Jake’s breath went right out of his chest. His hands grabbed the edge of the desk and it was all he could do to make them let go, to release his fingers from their painful grip. They shook badly but he folded them in his lap and tried very hard to calm down.
The file said he’d been terminated by Z. That must mean executed by Mr. Zuraw. And yet—he was still alive. It had to be a mistake. Or…
At the bottom of the rectangle was the caption PAGE 1 OF 8, followed by a little black triangle pointing right. Jake steadied his hand enough to move the arrow over the triangle and press the button.
The screen cleared, then displayed another page, PAGE 2 OF 8, slightly different from the first. This one said MCCARTNEY, JAKE B. The picture still showed Jake’s face but with much longer hair, almost down to his ears. Jake couldn’t remember ever having hair that long. Under the picture he read FAILED: SUBJECT MET AUTOMATIC FAILURE CONDITION.

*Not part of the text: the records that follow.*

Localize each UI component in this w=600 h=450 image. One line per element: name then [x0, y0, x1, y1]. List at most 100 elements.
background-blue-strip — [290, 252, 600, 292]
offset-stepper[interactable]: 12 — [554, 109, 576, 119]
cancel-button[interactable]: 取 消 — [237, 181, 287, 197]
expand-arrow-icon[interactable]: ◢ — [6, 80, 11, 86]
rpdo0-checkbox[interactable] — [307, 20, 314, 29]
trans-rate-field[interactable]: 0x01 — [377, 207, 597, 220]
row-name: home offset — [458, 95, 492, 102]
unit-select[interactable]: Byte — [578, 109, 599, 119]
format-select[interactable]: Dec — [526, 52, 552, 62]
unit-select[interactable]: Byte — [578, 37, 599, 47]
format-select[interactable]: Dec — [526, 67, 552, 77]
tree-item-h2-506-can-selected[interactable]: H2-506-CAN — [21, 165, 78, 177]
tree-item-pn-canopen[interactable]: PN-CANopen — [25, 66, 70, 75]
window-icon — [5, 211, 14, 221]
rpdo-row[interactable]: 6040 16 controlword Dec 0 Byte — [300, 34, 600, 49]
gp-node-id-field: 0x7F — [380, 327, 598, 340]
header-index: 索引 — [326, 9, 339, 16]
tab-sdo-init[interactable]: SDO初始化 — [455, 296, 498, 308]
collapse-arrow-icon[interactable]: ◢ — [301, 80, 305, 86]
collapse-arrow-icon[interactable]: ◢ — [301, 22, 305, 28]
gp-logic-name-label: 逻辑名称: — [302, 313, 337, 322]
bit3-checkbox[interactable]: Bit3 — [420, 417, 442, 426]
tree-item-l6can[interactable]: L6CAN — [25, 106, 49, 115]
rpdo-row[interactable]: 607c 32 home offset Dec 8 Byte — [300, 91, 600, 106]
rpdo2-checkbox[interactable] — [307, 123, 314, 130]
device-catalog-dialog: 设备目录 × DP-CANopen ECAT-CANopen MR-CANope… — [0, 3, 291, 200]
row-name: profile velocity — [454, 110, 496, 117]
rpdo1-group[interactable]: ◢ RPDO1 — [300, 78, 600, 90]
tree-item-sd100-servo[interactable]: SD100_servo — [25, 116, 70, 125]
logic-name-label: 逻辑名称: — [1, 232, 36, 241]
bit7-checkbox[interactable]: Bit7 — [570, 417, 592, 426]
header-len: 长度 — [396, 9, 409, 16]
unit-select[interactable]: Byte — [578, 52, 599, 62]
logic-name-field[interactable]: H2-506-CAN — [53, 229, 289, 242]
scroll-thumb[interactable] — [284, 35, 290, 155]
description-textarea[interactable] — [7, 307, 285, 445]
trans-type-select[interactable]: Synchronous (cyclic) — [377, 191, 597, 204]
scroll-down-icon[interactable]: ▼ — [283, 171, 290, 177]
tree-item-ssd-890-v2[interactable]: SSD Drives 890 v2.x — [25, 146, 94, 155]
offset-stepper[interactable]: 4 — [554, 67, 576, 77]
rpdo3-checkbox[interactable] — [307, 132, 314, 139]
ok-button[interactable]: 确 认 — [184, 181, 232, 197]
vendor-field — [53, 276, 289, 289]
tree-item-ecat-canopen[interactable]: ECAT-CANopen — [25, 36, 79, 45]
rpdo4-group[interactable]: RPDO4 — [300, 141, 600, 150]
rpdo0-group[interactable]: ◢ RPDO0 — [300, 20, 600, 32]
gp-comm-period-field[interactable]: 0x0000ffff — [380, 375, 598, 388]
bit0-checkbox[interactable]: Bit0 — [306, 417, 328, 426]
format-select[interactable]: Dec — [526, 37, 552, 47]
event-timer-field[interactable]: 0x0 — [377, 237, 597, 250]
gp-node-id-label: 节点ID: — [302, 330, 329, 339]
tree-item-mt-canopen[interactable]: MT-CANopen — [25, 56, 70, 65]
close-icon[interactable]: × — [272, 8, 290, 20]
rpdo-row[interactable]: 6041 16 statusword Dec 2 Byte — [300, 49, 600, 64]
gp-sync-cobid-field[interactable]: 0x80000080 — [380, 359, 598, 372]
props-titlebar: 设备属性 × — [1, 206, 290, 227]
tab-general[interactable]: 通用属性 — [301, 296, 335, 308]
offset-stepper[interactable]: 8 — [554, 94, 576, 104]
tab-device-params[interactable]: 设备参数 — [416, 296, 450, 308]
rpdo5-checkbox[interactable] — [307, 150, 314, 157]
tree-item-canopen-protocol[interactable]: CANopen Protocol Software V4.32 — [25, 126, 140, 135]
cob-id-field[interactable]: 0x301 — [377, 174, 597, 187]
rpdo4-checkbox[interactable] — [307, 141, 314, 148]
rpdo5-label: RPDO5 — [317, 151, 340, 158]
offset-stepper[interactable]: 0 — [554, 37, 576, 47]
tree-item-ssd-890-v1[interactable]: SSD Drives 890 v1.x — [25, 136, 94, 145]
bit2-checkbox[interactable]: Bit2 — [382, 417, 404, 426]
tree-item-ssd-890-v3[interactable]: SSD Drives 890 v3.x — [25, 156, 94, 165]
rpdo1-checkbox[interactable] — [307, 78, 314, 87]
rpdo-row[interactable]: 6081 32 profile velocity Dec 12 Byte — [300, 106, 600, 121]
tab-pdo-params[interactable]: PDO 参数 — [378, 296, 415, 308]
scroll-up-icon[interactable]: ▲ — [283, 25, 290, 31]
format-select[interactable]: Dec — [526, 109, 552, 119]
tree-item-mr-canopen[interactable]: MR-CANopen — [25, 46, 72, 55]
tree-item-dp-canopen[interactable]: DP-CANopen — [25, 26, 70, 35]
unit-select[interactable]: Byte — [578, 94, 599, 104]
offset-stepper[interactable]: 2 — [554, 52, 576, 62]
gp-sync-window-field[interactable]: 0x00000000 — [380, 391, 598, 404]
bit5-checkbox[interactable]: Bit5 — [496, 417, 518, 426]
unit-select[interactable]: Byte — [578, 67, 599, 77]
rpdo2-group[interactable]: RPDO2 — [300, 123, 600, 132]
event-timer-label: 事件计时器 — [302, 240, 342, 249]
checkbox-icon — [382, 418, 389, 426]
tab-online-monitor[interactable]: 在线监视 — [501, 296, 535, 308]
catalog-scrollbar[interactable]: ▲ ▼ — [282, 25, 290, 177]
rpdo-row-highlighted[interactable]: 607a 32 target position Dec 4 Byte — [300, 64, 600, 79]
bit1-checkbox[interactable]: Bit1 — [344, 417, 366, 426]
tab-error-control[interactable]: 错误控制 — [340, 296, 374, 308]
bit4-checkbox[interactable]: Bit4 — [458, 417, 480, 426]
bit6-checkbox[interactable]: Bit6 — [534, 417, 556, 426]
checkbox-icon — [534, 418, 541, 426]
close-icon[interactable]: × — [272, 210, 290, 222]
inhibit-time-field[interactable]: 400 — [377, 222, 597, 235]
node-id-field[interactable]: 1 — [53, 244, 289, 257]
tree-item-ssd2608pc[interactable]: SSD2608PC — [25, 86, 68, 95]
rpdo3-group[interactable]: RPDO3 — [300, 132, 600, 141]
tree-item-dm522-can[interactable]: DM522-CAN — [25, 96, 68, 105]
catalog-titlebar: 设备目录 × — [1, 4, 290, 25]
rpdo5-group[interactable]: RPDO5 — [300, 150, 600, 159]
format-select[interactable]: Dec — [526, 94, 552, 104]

So he’d died a second time? How was that possible?
PAGE 3 OF 8 showed MCCARTNEY, JAKE C, who wore glasses. He’d been terminated. On the fourth page MCCARTNEY, JAKE D looked angry. MCCARTNEY, JAKE E looked almost exactly like Jake, but MCCARTNEY, JAKE F had hair dyed jet black with streaks of electric blue, as if Jake had chosen to go punk. It hadn’t helped. MCCARTNEY, JAKE F had been terminated by Mr. Zuraw like the others.
MCCARTNEY, JAKE G didn’t even have a picture. There was just a blank space where one should have been, and underneath it the message SUBJECT REFUSED TO PARTICIPATE. MET AUTOMATIC FAILURE CONDITION. That would have been before school even started—it was one year exactly before Jake had pulled Megan out of her burning car.
Jake was starting to understand, a little, what he was seeing. He paged through to PAGE 8 OF 8 and saw his own face under the name MCCARTNEY, JAKE H. Below the picture he read TESTING IN PROGRESS. He was, after all, still alive.
Eight of them. Eight Jake McCartneys, all but one enrolled in the Curriculum. What had happe
ned to Jake McCartney G? Had he failed to rescue somebody from a burning car? Had he just said no? That had counted as an automatic failure condition. Jake hunched down in the chair, feeling very small and very much alone. Seven of them had failed the tests. No one had ever passed and graduated. They were all—dead. All of them.
Except—
He’d paged through so quickly he had barely noticed, but there was one different entry. He found it again on the fourth page. MCCARTNEY, JAKE D, the angry-looking one, wasn’t listed as having been terminated either by Mr. Zuraw or by an automatic failure condition. Instead, under his photo Jake read simple the word INCOMPLETE.
He was pondering what that could mean when a black glove grabbed the top of the box’s screen and shoved it forward, nearly crushing Jake’s fingers as the box slammed shut. Jake looked up slowly and saw Mr. Zuraw staring down at him.
It was 11:29. Jake had been so engrossed in the files that he hadn’t even noticed when the fire alarm stopped ringing.
Chapter Thirty-Two
Jake was painfully conscious of the fact that he was sitting in Mr. Zuraw’s chair, and that the guidance counselor might want it. He did his best to stand up and get away from the desk, but fear turned his legs into blocks of wood.
He had just been caught in what was probably going to be considered an automatic failure condition. Which meant certain, instant death.
No guns came out, though. Mr. Zuraw didn’t summon a squad of Proctors to drag Jake out of the office. Instead he pulled up a chair to the far side of the desk and sat down in it, sighing briefly.
“Questions,” Mr. Zuraw said, “present themselves to me.” His head tilted back until he was looking at the ceiling. “Alike to petals on a rose, waiting to be picked off, one by one. Yet where should I start? They are all equally compelling.”